King Sisebut has campaigned successfully against the…
616 CE
King Sisebut has campaigned successfully against the remains of imperial power in Spania, strengthened Visigothic control over the Basques and Cantabrians, developed friendly relations with the Lombards of Italy, and reinforced the fleet which had been established by his predecessor Leovigild.
Sisebut is closely associated with the scholar and encyclopaedist Isidore, bishop of Seville, and is usually regarded as the author of a Latin poem on astronomy, Carmen de Luna or Praefatio de Libro Rotarum, dedicated to a friend who is identified with Isidore.
He had married firstly to an unknown wife, by whom he has a daughter Theodora, born circa 590, who married Suintila, and secondly to his son in law's illegitimate sister, bastard daughter of Reccared I by Floresinda, by whom he has a son, Reccared II.

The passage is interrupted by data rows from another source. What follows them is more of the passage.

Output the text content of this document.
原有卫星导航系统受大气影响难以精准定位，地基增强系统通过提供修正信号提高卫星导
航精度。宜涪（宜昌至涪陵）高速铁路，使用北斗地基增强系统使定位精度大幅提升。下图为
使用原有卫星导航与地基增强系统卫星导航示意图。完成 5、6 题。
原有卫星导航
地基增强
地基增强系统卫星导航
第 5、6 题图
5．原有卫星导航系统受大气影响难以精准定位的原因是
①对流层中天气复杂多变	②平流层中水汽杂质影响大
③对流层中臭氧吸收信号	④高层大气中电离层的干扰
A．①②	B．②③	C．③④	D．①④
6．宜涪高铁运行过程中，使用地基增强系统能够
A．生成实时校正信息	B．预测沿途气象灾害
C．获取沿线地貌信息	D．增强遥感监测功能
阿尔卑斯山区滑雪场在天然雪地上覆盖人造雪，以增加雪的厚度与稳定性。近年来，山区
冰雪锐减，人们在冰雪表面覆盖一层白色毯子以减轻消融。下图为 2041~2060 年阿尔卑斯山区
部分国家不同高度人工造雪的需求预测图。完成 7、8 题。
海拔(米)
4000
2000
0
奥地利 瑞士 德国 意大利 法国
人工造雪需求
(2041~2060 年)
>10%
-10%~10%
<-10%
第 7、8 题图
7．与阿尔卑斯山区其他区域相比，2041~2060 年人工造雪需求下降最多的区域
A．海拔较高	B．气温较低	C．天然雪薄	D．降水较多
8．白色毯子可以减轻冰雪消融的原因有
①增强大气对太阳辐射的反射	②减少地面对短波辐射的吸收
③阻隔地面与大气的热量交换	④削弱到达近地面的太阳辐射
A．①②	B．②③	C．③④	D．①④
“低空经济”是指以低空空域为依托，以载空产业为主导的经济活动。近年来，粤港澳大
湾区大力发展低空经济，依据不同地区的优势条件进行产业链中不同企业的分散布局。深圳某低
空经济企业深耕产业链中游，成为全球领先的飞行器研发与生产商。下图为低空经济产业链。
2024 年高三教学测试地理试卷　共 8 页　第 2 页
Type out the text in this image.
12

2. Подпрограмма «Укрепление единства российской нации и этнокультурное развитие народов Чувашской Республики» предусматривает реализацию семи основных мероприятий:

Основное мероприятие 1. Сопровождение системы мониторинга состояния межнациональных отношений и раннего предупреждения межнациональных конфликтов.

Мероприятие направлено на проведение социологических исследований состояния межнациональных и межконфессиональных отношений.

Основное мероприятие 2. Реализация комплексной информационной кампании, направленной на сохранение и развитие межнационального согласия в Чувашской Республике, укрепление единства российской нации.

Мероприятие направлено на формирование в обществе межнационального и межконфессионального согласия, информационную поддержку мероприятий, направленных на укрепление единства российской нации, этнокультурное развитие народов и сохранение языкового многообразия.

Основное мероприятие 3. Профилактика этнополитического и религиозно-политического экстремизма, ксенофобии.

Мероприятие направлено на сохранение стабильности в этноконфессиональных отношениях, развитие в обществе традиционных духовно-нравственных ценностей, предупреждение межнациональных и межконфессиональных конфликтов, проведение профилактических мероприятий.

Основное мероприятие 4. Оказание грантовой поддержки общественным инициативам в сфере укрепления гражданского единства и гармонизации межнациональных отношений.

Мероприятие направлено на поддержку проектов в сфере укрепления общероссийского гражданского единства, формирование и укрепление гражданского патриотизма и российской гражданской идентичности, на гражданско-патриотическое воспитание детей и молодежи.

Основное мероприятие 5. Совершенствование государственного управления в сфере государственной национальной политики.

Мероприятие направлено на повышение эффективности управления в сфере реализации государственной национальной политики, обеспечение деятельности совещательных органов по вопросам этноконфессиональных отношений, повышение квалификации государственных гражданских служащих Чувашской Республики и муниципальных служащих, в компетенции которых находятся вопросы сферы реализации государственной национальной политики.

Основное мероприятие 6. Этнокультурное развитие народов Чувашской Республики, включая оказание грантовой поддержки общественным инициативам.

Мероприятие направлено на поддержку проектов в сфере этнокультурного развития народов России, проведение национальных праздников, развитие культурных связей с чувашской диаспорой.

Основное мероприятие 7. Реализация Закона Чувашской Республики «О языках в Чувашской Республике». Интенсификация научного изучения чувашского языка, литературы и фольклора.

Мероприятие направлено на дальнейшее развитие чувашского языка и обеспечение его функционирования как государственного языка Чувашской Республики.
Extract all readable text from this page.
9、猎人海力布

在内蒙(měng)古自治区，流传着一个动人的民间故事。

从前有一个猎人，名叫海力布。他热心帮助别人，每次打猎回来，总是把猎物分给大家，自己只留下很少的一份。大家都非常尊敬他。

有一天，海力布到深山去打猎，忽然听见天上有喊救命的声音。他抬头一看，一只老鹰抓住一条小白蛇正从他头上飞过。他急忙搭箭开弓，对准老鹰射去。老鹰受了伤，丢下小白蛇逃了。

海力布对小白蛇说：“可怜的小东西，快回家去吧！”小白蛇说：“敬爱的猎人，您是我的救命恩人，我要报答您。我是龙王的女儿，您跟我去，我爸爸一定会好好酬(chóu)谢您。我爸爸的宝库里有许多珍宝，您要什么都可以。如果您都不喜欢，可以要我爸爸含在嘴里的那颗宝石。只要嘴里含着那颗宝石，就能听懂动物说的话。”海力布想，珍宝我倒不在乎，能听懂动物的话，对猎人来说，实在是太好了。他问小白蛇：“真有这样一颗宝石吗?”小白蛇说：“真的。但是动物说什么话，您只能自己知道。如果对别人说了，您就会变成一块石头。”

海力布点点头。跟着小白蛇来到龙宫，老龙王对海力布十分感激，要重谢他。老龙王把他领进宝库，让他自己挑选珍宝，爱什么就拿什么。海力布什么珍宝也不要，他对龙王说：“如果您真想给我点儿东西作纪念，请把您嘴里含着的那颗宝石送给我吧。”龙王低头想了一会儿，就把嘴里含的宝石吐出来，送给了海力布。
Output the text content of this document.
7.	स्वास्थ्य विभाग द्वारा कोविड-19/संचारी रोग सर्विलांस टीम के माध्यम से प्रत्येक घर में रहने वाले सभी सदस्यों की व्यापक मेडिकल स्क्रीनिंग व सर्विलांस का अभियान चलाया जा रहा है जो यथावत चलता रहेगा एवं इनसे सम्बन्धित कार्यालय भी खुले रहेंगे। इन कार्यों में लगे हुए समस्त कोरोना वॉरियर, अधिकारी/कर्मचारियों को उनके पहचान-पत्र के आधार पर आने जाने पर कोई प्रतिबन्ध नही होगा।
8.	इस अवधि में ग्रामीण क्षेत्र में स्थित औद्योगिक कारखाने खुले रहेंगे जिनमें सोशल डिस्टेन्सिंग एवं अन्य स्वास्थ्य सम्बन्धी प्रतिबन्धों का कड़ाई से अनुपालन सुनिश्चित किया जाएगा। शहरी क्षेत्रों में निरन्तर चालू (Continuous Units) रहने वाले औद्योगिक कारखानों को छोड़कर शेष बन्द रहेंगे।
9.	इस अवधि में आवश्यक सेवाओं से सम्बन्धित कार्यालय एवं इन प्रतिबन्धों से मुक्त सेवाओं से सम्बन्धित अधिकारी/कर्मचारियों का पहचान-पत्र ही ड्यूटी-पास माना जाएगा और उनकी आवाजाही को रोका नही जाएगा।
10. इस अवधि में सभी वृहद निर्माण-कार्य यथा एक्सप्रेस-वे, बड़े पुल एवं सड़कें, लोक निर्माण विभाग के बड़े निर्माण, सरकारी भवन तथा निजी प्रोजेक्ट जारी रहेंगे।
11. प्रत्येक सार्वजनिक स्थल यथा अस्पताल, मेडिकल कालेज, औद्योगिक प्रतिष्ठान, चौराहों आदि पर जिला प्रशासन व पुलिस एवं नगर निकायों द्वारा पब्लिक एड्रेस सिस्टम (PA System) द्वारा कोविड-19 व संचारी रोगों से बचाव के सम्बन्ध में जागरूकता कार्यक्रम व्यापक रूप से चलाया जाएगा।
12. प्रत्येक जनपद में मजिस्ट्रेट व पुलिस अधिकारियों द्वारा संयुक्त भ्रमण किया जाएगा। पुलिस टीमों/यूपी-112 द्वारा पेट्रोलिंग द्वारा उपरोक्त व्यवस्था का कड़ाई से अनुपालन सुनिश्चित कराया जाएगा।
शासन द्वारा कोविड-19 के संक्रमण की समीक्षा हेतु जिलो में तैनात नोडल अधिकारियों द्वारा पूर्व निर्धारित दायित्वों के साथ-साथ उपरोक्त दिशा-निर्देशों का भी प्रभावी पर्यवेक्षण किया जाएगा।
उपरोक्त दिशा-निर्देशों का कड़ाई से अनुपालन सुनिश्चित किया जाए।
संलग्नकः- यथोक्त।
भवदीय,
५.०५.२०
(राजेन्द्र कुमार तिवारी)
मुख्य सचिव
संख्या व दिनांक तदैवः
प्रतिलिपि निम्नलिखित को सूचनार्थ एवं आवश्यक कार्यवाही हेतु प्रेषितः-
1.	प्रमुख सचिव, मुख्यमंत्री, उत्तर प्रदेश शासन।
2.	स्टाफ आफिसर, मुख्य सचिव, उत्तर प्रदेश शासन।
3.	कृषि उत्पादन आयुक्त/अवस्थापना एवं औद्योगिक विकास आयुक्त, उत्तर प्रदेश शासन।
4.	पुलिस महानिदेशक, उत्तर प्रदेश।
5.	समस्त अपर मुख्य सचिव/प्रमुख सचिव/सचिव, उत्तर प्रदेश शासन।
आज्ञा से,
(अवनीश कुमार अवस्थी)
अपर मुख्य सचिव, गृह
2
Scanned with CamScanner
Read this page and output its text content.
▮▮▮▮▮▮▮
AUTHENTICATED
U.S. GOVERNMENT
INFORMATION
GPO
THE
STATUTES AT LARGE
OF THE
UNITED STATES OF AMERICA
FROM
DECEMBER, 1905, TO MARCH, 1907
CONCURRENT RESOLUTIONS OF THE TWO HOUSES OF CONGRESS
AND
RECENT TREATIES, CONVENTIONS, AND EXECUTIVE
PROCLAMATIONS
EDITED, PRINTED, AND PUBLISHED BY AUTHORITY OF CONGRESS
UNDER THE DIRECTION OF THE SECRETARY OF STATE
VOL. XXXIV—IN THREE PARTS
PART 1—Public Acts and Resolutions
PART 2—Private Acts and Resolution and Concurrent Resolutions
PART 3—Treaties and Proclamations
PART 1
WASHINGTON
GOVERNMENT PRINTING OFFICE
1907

After several of his anti-Jewish edicts are ignored, he orders in 616 that those Jews who refuse to convert to Christianity should be punished with the lash.
Children are taken from their parents and put in monasteries where they learn the teaching of evangelism in the Visigothic Kingdom.
This is the first instance of a prohibition of Judaism affecting an entire country.
Those not baptized into the Christian faith flee Visigothic Spain.